Now again... this is like a couple months into the relationship. We live together, he can't drive at the moment, we NEVER lie to each other, and he has told me he hasn't had sex with her or anybody since we are officially an item (which is around a year and a half now).
hah. so now here's the deal. I want him to tell me, if he is going to meet her or anybody for this reason. He hasn't yet... but I know that they have been texting back and forth... and I can only assume what they are talking about.

Now these days, I love him very much, and the worryfree environment in the beginning isn't really there anymore.
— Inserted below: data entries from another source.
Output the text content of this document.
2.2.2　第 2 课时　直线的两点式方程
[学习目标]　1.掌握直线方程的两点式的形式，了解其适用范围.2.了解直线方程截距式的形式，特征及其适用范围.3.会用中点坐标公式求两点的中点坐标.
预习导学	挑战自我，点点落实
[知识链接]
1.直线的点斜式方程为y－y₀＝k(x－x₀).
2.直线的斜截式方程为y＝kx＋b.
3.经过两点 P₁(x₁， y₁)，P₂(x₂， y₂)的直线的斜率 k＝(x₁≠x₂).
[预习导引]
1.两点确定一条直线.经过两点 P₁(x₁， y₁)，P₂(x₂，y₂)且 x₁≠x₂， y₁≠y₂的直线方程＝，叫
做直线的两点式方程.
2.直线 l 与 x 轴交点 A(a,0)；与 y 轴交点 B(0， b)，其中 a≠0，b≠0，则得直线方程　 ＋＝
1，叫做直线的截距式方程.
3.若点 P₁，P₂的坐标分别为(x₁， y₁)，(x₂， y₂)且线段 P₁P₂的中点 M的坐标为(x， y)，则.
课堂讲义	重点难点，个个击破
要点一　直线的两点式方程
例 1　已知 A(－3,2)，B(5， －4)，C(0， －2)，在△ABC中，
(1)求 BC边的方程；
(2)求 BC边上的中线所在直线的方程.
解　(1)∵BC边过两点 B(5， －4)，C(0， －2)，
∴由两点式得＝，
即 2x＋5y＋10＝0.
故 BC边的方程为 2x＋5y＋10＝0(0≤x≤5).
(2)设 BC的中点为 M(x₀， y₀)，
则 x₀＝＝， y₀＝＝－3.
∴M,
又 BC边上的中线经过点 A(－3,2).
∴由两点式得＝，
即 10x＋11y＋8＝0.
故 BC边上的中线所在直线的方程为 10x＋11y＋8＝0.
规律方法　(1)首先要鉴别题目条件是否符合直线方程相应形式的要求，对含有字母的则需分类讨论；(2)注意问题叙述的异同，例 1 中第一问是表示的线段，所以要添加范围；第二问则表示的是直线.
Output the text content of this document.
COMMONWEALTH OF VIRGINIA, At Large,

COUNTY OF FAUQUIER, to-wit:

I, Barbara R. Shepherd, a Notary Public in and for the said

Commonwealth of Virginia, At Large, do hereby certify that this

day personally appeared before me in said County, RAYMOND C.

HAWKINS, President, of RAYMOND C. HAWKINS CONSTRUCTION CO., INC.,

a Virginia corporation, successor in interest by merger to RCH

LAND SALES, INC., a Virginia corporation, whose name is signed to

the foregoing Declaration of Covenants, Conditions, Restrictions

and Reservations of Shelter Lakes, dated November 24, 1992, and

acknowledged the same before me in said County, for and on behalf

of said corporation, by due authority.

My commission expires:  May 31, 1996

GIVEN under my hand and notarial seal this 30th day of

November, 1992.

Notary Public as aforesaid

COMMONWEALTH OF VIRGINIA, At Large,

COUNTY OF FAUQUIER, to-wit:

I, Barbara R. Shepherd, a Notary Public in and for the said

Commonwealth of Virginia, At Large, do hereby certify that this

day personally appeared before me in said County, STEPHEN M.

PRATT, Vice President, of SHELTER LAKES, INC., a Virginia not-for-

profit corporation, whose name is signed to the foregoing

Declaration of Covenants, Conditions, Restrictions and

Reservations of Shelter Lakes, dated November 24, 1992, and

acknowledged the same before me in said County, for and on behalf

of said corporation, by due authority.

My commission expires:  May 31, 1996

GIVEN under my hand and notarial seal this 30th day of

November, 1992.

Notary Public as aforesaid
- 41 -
I really genuinley didn't care at first... but I guess now I really love him deeply and it just tears me apart to think he wants to have sex with her....
On bad days this feeling is worse, on good days I can actually kinda see the thought behind it.
I love being with him and everything we have, nothing I have ever felt before, so I seriously don't think about other men anymore...

Can anybody give me some advice to handle this well, I guess it is jealousy, I especially would like to talk to some swingers or polyamorous people that can tell me how their love relationship works.... and if I should continue to deal with this....

Thanks everybody...


sorry for all the spelling language flaws... I'm originally from Germany.


 Nov 02, 2010 08:06:44 AM
SwingerGuest_Lola F
Posts: 592
Responses: 988
Location: N/A

Well, first of all, I don't believe you that you don't think of other men. If that were true, you would have to turn in your human card. So you're engaging in a little self-deception. That's OK, as long as you're aware of it ;)

But honestly, from the very beginning of your essay to the end, it doesn't sound like you're really all that into swinging or polyamory. You're just going along with what your boyfriend has wanted for the sake of staying together. That's pretty much the worst reason possible to swing. You should only be swinging if it's something that turns YOU on.

You're going to have to do some introspection and decide what it is you really want. If what you really want is a monogamous relationship, then you need to say so and soon. You might lose him, true, but better to lose someone you're not compatible with now than to hang on to a bad relationship.

If you still think that swinging might be fun, you should do it together with him. Go to a swingers club where the atmosphere is supportive and watch. Go without the intention of actually swinging... just watching. If you go and have a good time, maybe you can move on to other things.

But it doesn't sound like you're that into it. Take initiative. Don't be a doormat. Look to your own happiness first.